My main project links to a library and copies the library into the bundle. The library is located in a separate project of my own making.
What does “library” mean? A framework, or an object-code library? Since you talk about copying the library, it seems like you mean a framework.
In principle, it should make no difference which you are using, but Xcode supports frameworks better than it does code libraries, so the same solution might not work for both.
The best solution is to add the library *project* to your app project, not the library *product*. When you tell your app target to link against the library target (e.g. in the project’s Info page), make sure that you specify the library location “Relative to Build Products”, since that’s the only file referencing method that takes the build configuration (Debug or Release) into account. The downside of this approach is that your library is re-build at app archive time.
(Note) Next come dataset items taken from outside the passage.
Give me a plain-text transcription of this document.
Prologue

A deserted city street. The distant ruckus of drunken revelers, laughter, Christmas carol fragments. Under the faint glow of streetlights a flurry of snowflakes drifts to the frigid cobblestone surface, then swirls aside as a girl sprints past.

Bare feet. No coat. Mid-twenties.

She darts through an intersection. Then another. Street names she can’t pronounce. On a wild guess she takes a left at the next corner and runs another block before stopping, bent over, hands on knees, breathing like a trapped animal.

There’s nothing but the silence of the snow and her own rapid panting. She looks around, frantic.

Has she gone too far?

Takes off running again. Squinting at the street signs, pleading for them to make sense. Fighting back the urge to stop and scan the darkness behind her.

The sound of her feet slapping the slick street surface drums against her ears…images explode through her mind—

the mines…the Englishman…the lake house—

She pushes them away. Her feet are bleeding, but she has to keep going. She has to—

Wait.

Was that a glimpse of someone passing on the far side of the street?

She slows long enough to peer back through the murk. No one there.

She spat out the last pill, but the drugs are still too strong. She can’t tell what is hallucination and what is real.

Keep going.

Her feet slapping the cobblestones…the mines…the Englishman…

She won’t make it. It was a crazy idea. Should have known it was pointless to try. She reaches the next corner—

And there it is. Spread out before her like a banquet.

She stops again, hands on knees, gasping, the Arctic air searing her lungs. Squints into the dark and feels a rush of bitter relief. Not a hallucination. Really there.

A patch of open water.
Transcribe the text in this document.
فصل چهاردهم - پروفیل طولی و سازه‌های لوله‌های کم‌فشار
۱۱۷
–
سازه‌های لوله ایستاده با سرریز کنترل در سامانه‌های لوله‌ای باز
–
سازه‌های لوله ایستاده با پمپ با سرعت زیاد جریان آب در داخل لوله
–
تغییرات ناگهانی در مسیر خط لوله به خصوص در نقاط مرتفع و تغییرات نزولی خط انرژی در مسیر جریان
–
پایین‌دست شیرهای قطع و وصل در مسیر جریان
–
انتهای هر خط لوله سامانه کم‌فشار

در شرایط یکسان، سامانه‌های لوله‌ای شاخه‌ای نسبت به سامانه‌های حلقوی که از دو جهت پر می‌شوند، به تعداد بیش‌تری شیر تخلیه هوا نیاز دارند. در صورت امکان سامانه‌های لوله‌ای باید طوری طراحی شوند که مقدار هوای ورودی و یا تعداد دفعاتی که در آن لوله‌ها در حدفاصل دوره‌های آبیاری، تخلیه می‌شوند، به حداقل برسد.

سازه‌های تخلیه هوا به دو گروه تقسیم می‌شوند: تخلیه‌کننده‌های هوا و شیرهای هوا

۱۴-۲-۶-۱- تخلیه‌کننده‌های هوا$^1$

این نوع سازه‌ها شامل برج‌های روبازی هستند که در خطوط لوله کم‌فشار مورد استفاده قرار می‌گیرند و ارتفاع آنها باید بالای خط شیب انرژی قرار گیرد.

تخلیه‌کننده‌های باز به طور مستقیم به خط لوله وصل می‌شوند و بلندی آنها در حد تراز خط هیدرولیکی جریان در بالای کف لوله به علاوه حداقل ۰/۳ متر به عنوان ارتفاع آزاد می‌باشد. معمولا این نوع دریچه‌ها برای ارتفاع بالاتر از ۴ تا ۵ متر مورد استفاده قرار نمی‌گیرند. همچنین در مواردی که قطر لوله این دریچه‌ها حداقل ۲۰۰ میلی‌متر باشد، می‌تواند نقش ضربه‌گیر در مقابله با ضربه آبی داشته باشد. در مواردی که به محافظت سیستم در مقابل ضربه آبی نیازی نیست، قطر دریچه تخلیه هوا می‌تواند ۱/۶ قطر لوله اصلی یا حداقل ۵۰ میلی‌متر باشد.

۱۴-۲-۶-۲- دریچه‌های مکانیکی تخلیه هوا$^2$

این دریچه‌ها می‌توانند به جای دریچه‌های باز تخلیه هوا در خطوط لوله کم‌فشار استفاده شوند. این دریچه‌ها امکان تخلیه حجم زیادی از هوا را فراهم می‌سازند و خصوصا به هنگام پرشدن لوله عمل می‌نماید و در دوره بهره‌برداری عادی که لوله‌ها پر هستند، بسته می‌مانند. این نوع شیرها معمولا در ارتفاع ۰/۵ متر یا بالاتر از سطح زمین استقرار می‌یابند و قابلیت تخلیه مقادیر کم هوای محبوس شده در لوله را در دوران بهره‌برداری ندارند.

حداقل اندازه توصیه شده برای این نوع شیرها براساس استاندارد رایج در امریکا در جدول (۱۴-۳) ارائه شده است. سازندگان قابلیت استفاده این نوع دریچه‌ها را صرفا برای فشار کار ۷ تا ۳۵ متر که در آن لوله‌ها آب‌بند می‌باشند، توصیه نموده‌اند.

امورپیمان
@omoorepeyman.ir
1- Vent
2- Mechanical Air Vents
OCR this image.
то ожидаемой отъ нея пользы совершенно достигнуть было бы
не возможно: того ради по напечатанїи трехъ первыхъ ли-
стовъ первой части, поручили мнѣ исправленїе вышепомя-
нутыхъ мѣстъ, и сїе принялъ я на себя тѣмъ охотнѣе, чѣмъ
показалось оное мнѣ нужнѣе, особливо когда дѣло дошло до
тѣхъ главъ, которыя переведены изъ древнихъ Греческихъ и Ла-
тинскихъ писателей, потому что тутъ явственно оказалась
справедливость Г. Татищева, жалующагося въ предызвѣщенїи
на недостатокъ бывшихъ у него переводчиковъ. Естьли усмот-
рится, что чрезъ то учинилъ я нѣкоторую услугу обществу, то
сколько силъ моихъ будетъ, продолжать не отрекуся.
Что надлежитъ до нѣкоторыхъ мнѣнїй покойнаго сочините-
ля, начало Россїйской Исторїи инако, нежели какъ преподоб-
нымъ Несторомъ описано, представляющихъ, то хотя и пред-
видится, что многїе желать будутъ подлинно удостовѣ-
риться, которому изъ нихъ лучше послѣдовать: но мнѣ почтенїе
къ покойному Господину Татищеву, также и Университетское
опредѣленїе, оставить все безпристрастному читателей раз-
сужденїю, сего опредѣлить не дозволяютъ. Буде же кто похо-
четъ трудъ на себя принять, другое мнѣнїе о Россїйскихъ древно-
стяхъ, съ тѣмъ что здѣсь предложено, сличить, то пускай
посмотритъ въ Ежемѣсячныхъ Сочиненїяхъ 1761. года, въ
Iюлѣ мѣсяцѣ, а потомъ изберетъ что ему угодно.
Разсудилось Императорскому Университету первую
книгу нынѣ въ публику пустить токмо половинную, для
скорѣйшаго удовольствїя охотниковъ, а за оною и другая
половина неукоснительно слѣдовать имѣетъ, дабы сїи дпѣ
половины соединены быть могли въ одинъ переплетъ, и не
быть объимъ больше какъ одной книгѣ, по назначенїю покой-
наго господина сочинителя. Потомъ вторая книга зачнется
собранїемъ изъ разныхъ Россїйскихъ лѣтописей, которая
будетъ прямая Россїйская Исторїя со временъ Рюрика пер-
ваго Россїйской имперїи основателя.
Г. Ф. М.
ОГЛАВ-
The upside is that it’s much easier to embed a framework library into the final bundle.
If you can’t or won’t add your library project as a subproject of your app, then I think your options are limited. To Xcode, it’s an external framework, even if you have custom build scripts that stuff it into the app bundle, and Xcode doesn’t apply the concept of configurations to external frameworks.
One approach is to use a per-configuration build setting in your app target for the Frameworks search paths setting, entering the appropriate absolute path for each configuration. That should be enough to get your app linked to the correct framework build, but you’re still going to have to figure out how to do the manual embedding properly. (I imagine you can use per-configuration scripts, or have per-configuration build setting tests within scripts, something like. “Left as an exercise for the reader.”)
Another approach is to use two app targets, one for debugging and one for releasing, each target linking against a different library.
Another approach is to choose the library manually. Start out with debug app and debug library, and then actually debug the library functionality until it’s properly tested. Then switch to using the release library on the assumption that you don’t need to debug unoptimized code within the library any more. (Or, if you do, you can switch back temporarily.) Note that you will still have the library symbols available during debugging, even in the library’s archive build, although you may have to issue a debugger command to load the dSYM file if it and the library are not in expected locations.